Canadian Pacific Holiday Train This year, the Canadian Pacific Holiday Train will make stops in the United States and Canada between Nov. 22 and Dec. 18. Canadian Pacific

"It's a lot of work, but it’s a relief, in some ways, to know that we can get back to doing what we started out doing — which is getting toys to needy families,” Hoffman says. 

“It’s good to see a train go by that isn’t just a 100-car freight train,” adds Garbely. “For the railroads, it’s a great way for them to be able to give back to their communities.” 

Mr. and Mrs. Claus return 

Since 1989, the Indiana Rail Road Co. (INRD) has invited community members aboard its own Santa Train in southern Indiana and Illinois — though those events, too, were canceled in 2020 due to the pandemic. The train did return last year in a socially distanced format. The 2022 version will be closer to the traditional format, but there will be a few pandemic-related modifications, says railroad spokesperson Melissa Chapman. 

“We always do it the first weekend in December,” Chapman says. “This year, we’re going back to a more traditional Santa Train where we invite guests aboard our passenger cars, and they will visit with Santa Mrs. Claus.” 

Visitors will be encouraged to wear masks and the number of people on board a passenger car will be limited, she adds. 

INRD will also donate coats directly to the public this year, as it did prior to 2020. Last year, the railroad donated coats to charitable organizations. Corporate partners help fund community grant outreach programs that provide the funding to buy the coats. 
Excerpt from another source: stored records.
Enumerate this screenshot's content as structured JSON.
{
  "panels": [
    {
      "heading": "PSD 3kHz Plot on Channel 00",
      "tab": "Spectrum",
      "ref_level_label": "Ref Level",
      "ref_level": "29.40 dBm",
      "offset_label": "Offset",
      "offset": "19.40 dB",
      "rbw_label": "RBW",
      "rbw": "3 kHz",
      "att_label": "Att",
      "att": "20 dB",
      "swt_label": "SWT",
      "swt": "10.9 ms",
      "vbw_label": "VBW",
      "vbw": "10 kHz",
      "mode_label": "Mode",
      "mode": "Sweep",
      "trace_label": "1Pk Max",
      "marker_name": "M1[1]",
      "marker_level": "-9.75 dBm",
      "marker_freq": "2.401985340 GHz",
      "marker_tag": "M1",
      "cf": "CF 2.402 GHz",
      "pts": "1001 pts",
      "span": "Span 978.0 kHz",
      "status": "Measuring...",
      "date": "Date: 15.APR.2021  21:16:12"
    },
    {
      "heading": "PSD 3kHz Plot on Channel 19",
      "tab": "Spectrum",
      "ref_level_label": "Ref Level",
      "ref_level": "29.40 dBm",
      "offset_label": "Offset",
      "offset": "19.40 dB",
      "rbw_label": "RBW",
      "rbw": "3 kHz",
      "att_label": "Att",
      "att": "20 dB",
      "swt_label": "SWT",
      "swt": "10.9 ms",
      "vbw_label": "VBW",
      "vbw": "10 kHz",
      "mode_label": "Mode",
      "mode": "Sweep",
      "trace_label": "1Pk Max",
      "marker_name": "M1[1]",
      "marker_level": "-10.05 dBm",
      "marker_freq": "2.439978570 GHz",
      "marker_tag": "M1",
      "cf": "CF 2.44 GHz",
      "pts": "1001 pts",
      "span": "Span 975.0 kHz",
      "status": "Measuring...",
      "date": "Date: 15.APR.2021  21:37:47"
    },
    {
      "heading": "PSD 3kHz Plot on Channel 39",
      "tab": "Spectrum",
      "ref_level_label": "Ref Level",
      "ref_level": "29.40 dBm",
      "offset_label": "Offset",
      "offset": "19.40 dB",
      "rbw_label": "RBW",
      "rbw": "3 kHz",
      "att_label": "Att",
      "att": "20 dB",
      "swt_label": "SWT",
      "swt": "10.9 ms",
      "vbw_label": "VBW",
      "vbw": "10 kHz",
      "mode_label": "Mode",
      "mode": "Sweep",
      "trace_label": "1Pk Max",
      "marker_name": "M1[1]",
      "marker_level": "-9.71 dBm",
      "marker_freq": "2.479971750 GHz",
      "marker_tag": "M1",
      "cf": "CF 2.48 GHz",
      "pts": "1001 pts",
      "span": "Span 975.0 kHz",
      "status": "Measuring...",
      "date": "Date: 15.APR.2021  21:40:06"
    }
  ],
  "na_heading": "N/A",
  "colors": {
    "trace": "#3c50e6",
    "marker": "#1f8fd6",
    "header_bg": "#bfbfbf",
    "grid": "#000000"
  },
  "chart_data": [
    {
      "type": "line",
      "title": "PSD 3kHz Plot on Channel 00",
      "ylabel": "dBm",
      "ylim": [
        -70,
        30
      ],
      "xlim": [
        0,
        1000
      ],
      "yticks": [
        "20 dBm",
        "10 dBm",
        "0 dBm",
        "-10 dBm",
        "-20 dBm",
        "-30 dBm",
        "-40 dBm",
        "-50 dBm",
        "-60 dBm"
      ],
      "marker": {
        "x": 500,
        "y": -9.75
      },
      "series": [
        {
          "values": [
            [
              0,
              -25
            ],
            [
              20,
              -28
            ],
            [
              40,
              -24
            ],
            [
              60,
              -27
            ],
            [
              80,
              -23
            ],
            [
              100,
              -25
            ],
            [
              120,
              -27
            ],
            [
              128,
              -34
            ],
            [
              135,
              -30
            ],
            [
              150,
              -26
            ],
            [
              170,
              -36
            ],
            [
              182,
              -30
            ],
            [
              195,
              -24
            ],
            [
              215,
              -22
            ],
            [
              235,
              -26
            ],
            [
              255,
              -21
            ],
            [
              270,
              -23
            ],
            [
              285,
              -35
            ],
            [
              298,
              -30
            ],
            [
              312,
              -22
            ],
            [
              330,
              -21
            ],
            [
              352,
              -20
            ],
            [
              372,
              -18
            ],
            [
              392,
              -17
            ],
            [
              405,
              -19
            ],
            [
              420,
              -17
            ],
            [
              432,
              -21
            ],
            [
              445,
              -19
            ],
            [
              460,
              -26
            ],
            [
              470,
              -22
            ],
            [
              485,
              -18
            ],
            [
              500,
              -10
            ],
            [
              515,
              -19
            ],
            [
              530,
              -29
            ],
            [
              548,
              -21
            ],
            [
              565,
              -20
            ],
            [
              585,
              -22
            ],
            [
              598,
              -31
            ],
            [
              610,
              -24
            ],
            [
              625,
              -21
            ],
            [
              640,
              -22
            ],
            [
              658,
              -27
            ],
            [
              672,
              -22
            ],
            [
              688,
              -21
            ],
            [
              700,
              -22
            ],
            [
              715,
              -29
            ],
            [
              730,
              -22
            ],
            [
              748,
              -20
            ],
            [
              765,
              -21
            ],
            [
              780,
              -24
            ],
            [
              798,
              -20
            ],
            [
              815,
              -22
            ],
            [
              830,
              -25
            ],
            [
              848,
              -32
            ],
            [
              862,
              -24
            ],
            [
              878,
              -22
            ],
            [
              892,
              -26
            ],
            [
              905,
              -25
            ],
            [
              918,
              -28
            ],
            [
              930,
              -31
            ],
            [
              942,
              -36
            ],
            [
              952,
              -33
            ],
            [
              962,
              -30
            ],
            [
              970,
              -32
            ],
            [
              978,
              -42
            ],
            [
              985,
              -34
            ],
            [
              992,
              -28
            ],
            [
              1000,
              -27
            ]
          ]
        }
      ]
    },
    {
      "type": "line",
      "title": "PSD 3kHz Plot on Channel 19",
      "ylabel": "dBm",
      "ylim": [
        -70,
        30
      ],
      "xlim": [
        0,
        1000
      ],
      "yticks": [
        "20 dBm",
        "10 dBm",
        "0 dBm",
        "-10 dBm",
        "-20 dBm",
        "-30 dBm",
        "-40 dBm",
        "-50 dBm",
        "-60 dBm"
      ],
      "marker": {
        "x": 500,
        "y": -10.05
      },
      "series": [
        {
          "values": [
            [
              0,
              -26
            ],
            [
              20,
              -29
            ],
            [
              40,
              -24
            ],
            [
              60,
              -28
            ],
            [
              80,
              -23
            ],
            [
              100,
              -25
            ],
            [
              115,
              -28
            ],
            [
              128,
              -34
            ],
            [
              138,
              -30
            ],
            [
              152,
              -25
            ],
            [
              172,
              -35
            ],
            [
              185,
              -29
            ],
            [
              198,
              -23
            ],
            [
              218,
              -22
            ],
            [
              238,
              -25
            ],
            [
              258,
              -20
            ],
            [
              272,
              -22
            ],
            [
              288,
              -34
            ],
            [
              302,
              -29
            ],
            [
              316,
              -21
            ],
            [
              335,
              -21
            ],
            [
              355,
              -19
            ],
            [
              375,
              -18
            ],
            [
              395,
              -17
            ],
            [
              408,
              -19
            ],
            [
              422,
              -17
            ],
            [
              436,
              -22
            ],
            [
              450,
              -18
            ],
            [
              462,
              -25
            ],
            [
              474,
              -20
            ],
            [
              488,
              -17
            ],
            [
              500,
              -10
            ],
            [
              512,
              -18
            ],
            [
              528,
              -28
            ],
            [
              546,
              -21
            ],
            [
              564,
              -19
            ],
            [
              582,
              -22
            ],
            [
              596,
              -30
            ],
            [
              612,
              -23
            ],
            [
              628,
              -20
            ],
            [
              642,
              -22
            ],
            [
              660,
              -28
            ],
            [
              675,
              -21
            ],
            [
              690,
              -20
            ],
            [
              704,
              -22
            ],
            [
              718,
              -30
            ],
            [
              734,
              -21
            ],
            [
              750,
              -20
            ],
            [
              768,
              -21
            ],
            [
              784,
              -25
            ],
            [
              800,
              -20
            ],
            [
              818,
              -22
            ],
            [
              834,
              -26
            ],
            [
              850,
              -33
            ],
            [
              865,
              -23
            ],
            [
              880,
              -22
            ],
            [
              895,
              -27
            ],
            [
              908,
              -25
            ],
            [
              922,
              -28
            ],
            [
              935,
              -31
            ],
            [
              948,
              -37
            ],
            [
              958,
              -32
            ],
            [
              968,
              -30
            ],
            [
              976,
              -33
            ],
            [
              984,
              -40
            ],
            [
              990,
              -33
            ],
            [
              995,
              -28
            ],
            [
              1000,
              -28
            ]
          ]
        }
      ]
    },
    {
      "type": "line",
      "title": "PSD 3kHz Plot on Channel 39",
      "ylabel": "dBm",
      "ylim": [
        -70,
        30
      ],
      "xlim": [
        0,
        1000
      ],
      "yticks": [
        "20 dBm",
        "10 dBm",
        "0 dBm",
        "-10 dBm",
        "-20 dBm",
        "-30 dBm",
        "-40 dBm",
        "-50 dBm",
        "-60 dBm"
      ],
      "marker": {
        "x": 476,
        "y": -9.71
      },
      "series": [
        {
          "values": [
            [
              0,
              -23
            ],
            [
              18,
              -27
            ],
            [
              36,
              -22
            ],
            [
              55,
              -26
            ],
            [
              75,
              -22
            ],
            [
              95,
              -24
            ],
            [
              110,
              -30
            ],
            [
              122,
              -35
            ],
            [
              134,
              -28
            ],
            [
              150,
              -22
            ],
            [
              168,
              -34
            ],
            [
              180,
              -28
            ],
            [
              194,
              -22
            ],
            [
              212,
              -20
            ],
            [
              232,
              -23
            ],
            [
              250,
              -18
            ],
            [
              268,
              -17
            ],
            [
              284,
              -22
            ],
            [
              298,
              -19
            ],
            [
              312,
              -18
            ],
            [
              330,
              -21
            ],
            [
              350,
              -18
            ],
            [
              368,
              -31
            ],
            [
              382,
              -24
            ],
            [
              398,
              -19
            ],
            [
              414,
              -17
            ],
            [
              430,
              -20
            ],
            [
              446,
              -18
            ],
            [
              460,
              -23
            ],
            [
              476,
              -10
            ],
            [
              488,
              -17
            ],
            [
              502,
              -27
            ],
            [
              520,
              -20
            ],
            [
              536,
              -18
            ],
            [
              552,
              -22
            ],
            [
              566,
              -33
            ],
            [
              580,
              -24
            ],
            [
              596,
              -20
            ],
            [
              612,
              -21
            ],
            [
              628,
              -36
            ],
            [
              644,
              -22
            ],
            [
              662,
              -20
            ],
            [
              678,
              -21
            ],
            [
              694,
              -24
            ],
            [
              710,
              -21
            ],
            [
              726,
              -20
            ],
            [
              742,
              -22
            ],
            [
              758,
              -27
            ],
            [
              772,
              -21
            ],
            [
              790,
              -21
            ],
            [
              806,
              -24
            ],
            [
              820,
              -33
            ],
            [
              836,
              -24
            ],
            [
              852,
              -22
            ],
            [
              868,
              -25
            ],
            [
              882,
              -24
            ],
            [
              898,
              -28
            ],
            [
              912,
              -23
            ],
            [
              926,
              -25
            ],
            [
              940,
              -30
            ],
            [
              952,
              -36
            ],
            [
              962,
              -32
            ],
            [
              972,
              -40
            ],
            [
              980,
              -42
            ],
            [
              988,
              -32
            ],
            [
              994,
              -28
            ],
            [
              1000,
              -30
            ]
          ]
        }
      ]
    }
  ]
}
The 2021 Santa Train ran on a skeleton crew, so everyone is looking forward to getting back to a more normal run, Chapman says. Everyone who helps operate the train — this year, it’ll run Dec. 2, 3 and 4 — is a volunteer who either works for INRD, is one of its vendors, or is a friend of the railroad.  

About 7,000-8,000 people come to see the train each year, according to pre-pandemic averages. About 45 people are required to run it daily, from the train operator to the mechanical department to volunteers dressed up as Christmas characters, Chapman says. The train runs in rural, impoverished areas of Indiana and Illinois. 

“We have a lot of people who come with their families who came as children to the Santa Train, and now they’re bringing their kids,” Chapman says. “It just makes your heart want to burst.”